I'm not pleased at how I believe racist white assholes may manipulate this decision.

robbob

(3,538 posts)
6. Funny, when I saw the 25$ fine, I was thinking
Sun Nov 14, 2021, 12:43 PM
Nov 2021

these days some non-white person violating an unjust law would probably get hard prison time. See: recent conviction of an ex-con who thought he was allowed to vote.

Mawspam2

(738 posts)
3. But, but, Critical Race Theory!! We can't teach...
Sat Nov 13, 2021, 12:28 AM
Nov 2021

...this stuff to out delicate white childrenz!!! Slavery, segregation, Japanese internment camps, THEY NEVER HAPPENED!!!!!

[Descendants of Plessy and John Howard Ferguson, the judge who oversaw his case in Orleans Parish Criminal District Court, became friends decades later and formed a nonprofit that advocates for civil rights education.]

cannabis_flower

(3,765 posts)
4. The picture made me want to know more about Homer Plessy
Sat Nov 13, 2021, 03:30 AM
Nov 2021

Interesting article about the Homer Plessy and other creole civil rights advocates.



The most famous civil rights plaintiff of them all, Homer Plessy, who challenged railcar segregation at the U.S. Supreme Court in 1896, was described in the African American New Orleans Crusader newspaper as being “as white as the average white Southerner.” To launch his case, he had had to out himself to the train conductor as mixed-race to get ejected from the whites-only car.
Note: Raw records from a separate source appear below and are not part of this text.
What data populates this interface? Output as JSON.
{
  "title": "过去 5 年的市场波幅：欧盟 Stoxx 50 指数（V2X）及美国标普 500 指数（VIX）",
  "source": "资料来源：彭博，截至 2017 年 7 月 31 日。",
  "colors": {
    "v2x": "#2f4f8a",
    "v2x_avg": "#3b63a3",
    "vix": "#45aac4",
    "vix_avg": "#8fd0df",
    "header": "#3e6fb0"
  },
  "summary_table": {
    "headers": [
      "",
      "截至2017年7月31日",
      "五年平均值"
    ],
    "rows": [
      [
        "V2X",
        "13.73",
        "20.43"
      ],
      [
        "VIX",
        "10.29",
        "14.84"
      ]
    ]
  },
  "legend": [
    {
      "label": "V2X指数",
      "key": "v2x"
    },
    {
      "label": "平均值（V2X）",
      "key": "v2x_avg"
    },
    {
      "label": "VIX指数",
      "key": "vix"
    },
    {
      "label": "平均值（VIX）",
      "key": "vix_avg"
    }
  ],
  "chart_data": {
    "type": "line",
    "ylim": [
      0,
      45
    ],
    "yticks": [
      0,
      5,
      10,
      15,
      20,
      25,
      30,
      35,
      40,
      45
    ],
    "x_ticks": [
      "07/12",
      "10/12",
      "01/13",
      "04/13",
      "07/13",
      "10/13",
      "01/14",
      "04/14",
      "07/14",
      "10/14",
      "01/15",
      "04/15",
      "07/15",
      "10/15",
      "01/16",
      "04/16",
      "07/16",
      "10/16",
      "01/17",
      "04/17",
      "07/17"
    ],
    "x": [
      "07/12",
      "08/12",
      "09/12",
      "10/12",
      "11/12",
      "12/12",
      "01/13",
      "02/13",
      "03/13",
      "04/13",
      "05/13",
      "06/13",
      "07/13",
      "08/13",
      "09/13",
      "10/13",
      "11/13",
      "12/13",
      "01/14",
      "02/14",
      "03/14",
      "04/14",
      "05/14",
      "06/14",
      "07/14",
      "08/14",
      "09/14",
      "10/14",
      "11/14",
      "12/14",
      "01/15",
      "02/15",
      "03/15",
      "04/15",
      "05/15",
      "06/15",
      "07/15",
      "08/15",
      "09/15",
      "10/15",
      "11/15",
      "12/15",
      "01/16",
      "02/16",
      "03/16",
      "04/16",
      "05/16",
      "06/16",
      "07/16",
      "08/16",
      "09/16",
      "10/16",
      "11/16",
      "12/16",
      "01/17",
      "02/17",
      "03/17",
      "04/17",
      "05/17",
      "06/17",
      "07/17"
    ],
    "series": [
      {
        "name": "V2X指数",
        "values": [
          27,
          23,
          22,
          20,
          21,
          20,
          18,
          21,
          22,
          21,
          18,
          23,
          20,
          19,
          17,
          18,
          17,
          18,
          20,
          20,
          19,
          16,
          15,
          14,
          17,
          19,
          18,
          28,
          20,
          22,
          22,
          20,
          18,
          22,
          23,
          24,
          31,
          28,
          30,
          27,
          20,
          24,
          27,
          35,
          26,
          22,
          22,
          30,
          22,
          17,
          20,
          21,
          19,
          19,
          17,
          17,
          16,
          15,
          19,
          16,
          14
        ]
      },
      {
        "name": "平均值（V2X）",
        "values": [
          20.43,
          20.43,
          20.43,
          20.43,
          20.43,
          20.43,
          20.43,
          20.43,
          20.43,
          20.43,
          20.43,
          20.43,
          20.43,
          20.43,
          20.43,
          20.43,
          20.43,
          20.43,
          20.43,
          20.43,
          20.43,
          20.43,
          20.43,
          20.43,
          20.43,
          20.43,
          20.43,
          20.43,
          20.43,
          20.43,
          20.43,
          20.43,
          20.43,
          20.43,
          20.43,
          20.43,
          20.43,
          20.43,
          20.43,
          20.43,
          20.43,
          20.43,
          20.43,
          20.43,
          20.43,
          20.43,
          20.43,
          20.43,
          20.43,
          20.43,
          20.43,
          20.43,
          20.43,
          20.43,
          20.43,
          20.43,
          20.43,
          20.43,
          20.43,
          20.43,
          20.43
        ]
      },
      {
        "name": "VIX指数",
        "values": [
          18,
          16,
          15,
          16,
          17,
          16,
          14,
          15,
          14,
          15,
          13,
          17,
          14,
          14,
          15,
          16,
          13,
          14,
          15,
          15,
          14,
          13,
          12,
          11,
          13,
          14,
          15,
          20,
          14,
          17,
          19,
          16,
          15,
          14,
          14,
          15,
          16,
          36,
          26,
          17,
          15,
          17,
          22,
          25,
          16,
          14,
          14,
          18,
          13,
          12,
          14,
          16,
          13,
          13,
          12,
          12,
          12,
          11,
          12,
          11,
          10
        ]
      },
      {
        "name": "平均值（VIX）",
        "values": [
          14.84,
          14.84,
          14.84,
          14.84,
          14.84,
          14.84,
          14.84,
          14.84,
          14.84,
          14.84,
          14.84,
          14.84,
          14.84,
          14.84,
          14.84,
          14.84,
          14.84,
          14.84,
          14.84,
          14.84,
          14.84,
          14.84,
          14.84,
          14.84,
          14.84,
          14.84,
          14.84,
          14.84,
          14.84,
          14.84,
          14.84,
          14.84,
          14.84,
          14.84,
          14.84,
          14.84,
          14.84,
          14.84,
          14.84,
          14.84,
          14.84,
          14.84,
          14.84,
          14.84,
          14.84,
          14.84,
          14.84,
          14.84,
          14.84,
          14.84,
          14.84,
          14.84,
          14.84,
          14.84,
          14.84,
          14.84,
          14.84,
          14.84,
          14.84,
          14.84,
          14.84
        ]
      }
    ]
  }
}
Plessy’s ethnic background was estimated to be seven-eighths European and one-eighth African but it was impossible to pin down for sure. That was the whole point. As Plessy’s lawyers asked the Supreme Court justices, “Is not the question of race … very often impossible of determination?” Plessy’s case was an attempt to resist not merely segregation but binary racial labels like “white” and “colored” altogether.